このことは、私たち人間と食べものとの関係においても例外ではありません。化学肥料で栽培された作物を食べている人は、化学肥料由来の窒素を食べていることになります。しかし体を構成する窒素のδ15N値の違いが私たちの体にどのように影響するのかは、不明です。
食物連鎖のなかで生態系を移動する窒素は、生きものの体をとおして循環しながら利用され続けています。
外見は同じように見えても、化学肥料で栽培された作物は、有機物由来の窒素で生育した作物に比べδ15N値が低く(生きものに利用された程度が少ない)質的に違いがみられます。

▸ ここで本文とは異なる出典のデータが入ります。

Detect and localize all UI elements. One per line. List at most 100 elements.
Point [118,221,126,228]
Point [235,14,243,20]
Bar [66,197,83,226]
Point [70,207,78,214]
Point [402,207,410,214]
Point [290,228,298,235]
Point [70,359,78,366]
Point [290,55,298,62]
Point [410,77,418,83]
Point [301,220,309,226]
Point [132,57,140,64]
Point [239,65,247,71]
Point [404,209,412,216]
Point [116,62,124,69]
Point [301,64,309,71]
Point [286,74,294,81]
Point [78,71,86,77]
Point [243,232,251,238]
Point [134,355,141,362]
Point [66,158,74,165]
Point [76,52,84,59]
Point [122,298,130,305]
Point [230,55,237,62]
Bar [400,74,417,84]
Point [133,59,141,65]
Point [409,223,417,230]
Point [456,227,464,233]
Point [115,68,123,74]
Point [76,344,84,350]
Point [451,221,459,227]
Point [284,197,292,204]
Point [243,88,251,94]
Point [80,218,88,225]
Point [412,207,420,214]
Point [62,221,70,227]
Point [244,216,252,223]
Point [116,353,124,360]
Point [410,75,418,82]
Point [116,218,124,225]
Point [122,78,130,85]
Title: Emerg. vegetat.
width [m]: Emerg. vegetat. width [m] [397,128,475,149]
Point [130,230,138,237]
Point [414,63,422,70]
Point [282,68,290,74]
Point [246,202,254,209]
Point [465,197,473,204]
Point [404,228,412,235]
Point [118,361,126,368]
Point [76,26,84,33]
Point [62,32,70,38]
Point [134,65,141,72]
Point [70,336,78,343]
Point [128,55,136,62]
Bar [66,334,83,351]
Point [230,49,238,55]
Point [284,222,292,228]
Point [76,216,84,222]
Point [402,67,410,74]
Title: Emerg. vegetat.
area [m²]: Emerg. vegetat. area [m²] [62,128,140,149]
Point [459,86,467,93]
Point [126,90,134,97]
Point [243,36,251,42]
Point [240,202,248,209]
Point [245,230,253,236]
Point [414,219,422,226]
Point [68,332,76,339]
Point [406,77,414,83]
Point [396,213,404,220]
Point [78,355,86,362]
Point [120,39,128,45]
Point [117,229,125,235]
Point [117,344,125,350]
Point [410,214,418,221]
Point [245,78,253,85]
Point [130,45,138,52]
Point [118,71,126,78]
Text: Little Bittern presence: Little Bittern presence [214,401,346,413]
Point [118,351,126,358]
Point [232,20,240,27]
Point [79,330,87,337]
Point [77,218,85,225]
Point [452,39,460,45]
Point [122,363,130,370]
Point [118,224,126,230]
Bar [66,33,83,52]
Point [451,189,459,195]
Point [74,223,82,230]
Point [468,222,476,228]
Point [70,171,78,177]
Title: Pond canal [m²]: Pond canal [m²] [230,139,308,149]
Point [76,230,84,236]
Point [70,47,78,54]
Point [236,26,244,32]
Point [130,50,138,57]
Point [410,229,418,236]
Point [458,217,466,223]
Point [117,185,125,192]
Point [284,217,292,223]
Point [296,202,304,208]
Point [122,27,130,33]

人工的に合成された化学肥料由来の窒素と生きものの働きにより生合成された有機物由来の窒素が、私たちの体や健康にどのように影響するのか、多方面から検討していく必要があります。
※安定同位体については、「安定同位体比を用いて農地生態系の食物網を探る」を参照してください。
※ここで用いている14N、15Nおよび窒素安定同位体比(δ15N)の数字(14)、(15)は、本来は上付き文字です。
参考文献
藤田正雄(2003)化学肥料が作物や人体に与える影響について.自然農法,47: 53-55.
藤田正雄・中川原敏雄・藤山静雄(2009)作物の窒素安定同位体比からみえる有機農業研究の課題-管理と育成系統の異なるナス果実のδ15N値を例に-. 農業および園芸 84(1):9-13.